You can point this at a folder of files and Petey will combine all the rows into a single output, with a `_source_file` column on each row. Use `pages` to target a specific range if the table only occupies part of the document (e.g. `pages: "3-22"`).

## CLI Reference

```bash
petey extract --schema schema.yaml ./pdfs/ -o results.csv
```

| Flag | Default | Description |
|------|---------|-------------|
| `--schema / -s` | required | Path to your YAML schema |
| `--model / -m` | `gpt-4.1-mini` | Model ID to use |
| `--concurrency / -c` | `10` | Number of concurrent API calls |
| `--output / -o` | stdout | Output file path |
| `--format / -f` | inferred | `csv`, `json`, or `jsonl` |
| `--instructions / -i` | — | Extra extraction instructions |
| `--parser` | `pymupdf` | PDF text extraction backend |
| `--ocr-fallback` | off | Fall back to OCR if no text layer is found |

## Notes

**Who this is for.** Petey is aimed at someone who has a large collection of PDFs that all share the same format and wants a reliable, low-effort way to get the data out of them.

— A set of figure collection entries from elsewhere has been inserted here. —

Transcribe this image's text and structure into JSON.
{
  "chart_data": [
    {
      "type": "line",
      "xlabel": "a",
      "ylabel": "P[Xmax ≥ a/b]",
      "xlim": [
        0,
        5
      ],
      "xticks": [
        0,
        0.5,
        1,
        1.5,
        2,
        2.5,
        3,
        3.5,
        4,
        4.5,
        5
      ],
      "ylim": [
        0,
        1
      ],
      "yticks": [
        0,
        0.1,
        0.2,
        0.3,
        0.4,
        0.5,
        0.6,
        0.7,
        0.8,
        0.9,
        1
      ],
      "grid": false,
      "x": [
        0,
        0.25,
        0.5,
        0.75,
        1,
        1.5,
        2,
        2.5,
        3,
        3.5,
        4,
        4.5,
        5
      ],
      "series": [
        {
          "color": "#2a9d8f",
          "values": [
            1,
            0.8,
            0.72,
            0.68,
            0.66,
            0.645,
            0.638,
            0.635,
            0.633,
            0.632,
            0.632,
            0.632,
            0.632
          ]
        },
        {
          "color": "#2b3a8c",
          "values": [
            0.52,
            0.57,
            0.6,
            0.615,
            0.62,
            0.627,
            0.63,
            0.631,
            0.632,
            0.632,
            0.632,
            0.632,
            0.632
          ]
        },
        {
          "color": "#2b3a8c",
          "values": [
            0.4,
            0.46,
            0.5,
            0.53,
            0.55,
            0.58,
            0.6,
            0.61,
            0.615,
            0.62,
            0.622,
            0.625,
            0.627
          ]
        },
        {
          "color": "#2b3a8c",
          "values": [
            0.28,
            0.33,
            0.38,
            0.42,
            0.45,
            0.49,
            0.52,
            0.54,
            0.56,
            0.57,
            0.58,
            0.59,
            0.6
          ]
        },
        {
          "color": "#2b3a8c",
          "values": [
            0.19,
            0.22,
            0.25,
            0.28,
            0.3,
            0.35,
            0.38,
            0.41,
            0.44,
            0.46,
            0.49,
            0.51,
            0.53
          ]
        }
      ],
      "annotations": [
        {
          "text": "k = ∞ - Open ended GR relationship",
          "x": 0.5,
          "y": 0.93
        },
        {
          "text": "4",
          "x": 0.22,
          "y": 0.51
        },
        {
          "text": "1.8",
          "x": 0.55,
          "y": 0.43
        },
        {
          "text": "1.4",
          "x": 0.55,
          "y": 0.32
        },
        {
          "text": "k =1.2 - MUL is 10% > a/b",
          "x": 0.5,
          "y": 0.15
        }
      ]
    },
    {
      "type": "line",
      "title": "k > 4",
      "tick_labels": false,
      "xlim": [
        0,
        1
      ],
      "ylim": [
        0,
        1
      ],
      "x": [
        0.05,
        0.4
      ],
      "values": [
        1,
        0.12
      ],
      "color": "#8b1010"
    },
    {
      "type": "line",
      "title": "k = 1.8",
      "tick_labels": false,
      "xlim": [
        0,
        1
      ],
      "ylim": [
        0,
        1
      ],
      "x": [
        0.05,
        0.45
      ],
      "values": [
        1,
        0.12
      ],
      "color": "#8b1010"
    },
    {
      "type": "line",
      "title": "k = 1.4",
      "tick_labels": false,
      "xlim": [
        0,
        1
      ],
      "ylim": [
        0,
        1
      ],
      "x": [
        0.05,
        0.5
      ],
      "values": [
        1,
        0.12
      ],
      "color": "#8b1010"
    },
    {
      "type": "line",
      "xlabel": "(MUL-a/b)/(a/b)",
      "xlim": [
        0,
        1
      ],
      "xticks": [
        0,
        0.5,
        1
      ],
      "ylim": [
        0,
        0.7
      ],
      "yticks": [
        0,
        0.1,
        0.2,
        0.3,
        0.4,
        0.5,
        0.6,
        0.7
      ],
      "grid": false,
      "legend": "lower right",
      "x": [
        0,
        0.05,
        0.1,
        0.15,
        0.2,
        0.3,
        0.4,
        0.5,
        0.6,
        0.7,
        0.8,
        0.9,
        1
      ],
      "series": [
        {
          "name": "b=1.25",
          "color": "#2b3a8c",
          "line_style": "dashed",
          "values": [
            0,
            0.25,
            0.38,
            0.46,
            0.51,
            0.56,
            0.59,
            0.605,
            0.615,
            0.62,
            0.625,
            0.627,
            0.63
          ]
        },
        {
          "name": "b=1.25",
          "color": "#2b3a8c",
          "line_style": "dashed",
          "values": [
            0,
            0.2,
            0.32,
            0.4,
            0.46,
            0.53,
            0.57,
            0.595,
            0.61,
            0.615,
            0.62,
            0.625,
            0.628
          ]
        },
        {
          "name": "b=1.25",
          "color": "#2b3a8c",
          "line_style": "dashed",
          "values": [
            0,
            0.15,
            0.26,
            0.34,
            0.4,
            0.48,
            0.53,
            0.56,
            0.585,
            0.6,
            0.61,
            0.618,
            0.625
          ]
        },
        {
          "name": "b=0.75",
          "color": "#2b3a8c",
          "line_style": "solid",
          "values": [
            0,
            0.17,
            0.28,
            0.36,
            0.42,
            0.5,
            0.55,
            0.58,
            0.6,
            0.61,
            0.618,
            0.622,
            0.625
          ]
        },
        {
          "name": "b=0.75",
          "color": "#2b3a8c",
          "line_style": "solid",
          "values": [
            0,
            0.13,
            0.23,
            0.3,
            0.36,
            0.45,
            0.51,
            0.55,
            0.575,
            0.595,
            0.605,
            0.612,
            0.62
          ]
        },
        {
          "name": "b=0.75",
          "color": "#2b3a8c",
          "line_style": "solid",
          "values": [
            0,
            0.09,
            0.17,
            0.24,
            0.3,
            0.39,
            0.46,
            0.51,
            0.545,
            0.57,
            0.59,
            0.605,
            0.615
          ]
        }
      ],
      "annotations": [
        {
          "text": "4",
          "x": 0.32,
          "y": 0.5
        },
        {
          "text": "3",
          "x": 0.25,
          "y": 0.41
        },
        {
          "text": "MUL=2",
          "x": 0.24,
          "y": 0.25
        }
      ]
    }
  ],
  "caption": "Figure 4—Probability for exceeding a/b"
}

**Cheap and good, but not fast.** Every page goes through an LLM API call. That makes Petey accurate and cheap — a large batch costs a few dollars, not hundreds — but it is not fast in the way a pure parser would be. Processing thousands of documents takes time. Petey runs extractions concurrently to keep throughput up, but if raw speed is the constraint, an LLM-based approach may not be the right tool.

**Designed to be modular.** Petey is a framework as much as a tool. The PDF-to-text step, the OCR fallback, and the LLM backend are all swappable. The parser option (`pymupdf`, `tables`, `pdfplumber`) lets you choose how text is extracted before it ever reaches the model. The model flag lets you swap in any OpenAI or Anthropic model. The schema drives everything else. The goal is to make it easy to tune each layer independently as your documents and requirements change.